I start my mid-term project by trying to cut out the illustrator drawings I have to make a low fidelity prototype. I at first thought that this prototyping work should be a piece of cake, as I have a pretty great illustrator drawing for my previous homework. However, things did not turn out to be smooth as I expected, because my old illustrator drawing has two big problems:

1. The drawing contains many extra lines that should not be cut. For example, I have three concentric circles for my flywheel drawing, but only one of them should be cut out as the other two circles are just used to demonstrate the difference in thickness.

 

2. The drawing did not include the holes of the dowels and thus the pieces I cut out cannot be assembled.

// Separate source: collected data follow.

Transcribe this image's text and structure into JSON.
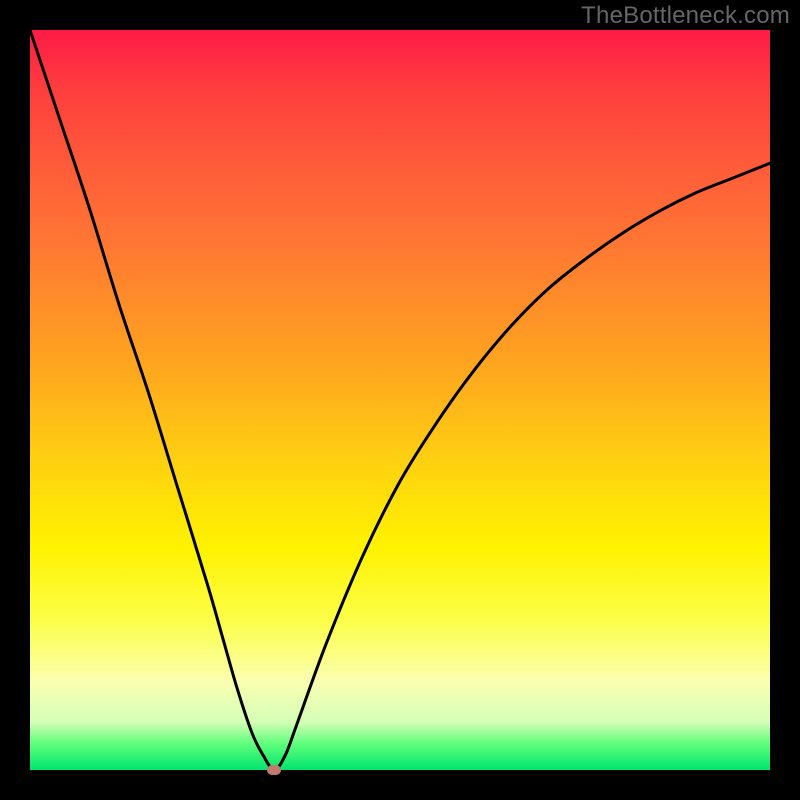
{
  "watermark": "TheBottleneck.com",
  "chart_data": {
    "type": "line",
    "title": "",
    "xlabel": "",
    "ylabel": "",
    "xlim": [
      0,
      100
    ],
    "ylim": [
      0,
      100
    ],
    "grid": false,
    "legend": false,
    "series": [
      {
        "name": "bottleneck-curve",
        "x": [
          0,
          4,
          8,
          12,
          16,
          20,
          24,
          26,
          28,
          30,
          31.5,
          33,
          34.5,
          36,
          40,
          45,
          50,
          55,
          60,
          65,
          70,
          75,
          80,
          85,
          90,
          95,
          100
        ],
        "y": [
          100,
          88,
          76,
          63,
          51,
          38,
          25,
          18,
          11,
          5,
          2,
          0,
          2,
          6,
          17,
          29,
          39,
          47,
          54,
          60,
          65,
          69,
          72.5,
          75.5,
          78,
          80,
          82
        ]
      }
    ],
    "marker": {
      "x": 33,
      "y": 0,
      "shape": "rounded-rect",
      "color": "#c47a6f"
    },
    "background_gradient": {
      "top": "#ff1a46",
      "mid": "#fff200",
      "bottom": "#00e46f"
    }
  }
}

To solve these two problems, I revised my previous illustrator drawing. I try change my old 2-d drawing in a 3-d way and trying gain the thickness by piling multiple layers of wood together. For example, I piled three layers to make my flywheel. I put a disk with hollow texture in the middle and sandwich it with two circular rings.Moreover, I measured the diameter of the dowels and made holes on my pieces so that the dowels can be directly inserted.

Revised Drawing (The ai file shows how I turned 2-d into 3-d made up of layers. Yet it was still a crude draft as it has other problems.)

(Sandwich structure)

 

The revision helped a lot. With that, I successfully made a fly wheel and a fly wheel stand. However, the crank and the slider was still a challenging problem. During the process of building this low fidelity prototype, I realized that after install the flywheel and the slider on my basement, the front surface of the flywheel and the slider are not in the same plane, which stops the crank slider mechanism from working.

 

I realized then that I need to consider the thickness of the wood as a part of my design. To solve the problem, I measured the thickness of the wood plate, did some calculation and revised my design. In order to get a better effect, I prototyped with several different materials and decided to use the .016 inch plywood board.

(Trials on different types of wood materials)

The next challenge I encountered was to find a way to connect the crank and the slider. In order to achieve great performance, I need a really thin cylinder to serve as a shaft. I searched the wood supplies of OEDK, but I found the thinnest dowel was way larger than ideal. I thought of using paper clip, but it was hard to cut it into the ideal length without bending it. With the help of Doctor Wettergreen, I end up finding an interesting solution, the toothpick. The tooth pick is thin, smooth and can be easily cut. I measured the diameter of the toothpick and laser cut a whole on my slider and inserted toothpick into it. It turned out that the tooth pick shaft was beyond my imagination.

(Toothpick shaft)

 

Now that I solved my major problems in design, I started making my final product. During the process, I came up with several interesting ideas to make my crank slider both look better and work better.

 

1. During the tests, I found that when I turned the flywheel, it had unwanted movement in Y direction. To solve the problem, I drill pressed the dowel and added a small piece of toothpick as a locker. It works perfectly.

(toothpick lock)

2. In order to fixate my .5 inch dowel from sliding, I added two circle plates on each side of the dowel and glued them to the slider track. They look great!

 

3. I used the laser cutter to engrave logos and names on the basement of the crank slider. So when other people see it, they will know what mechanism the device is demonstrating, what class is this for and who made it!

(My first trial of the engraved board. I used a better version for the final product)

4. I press drilled a ball and arranged it at the end of the handle so it is easier for people to turn the fly wheel.
5. I changed the structure of the flywheel and put the original middle part on the last layer to make it more stable.

 

Also, during the finishing process, I sanded the surfaces of the slider and the slider track. Lubricate all the contacting surfaces with animal fat to make the movement smooth. I thought of spray painting a clear paint, but it didn’t help much as the plywood itself has a very beautiful surface texture. So I end up not spray painting it.

 

I aimed at building a perfect device, but I have to admit that my final product is not perfect. For each round, the device experiences two small “knock points” when the player will feel a slightly larger friction of the wheel. This happens when the slider reaches the ends of the sliding track. I tried to solve the problem by adjusting the location of slider, but it did not help much. Yet, I feel this is a happy imperfection as the knock points add a rhythm to the slider system.

I’d like to end my blog with pictures of my cool crank slider system. It is theoretically my first piece of wood work. I really enjoyed the experience of making it and I love it sooooooooooo much!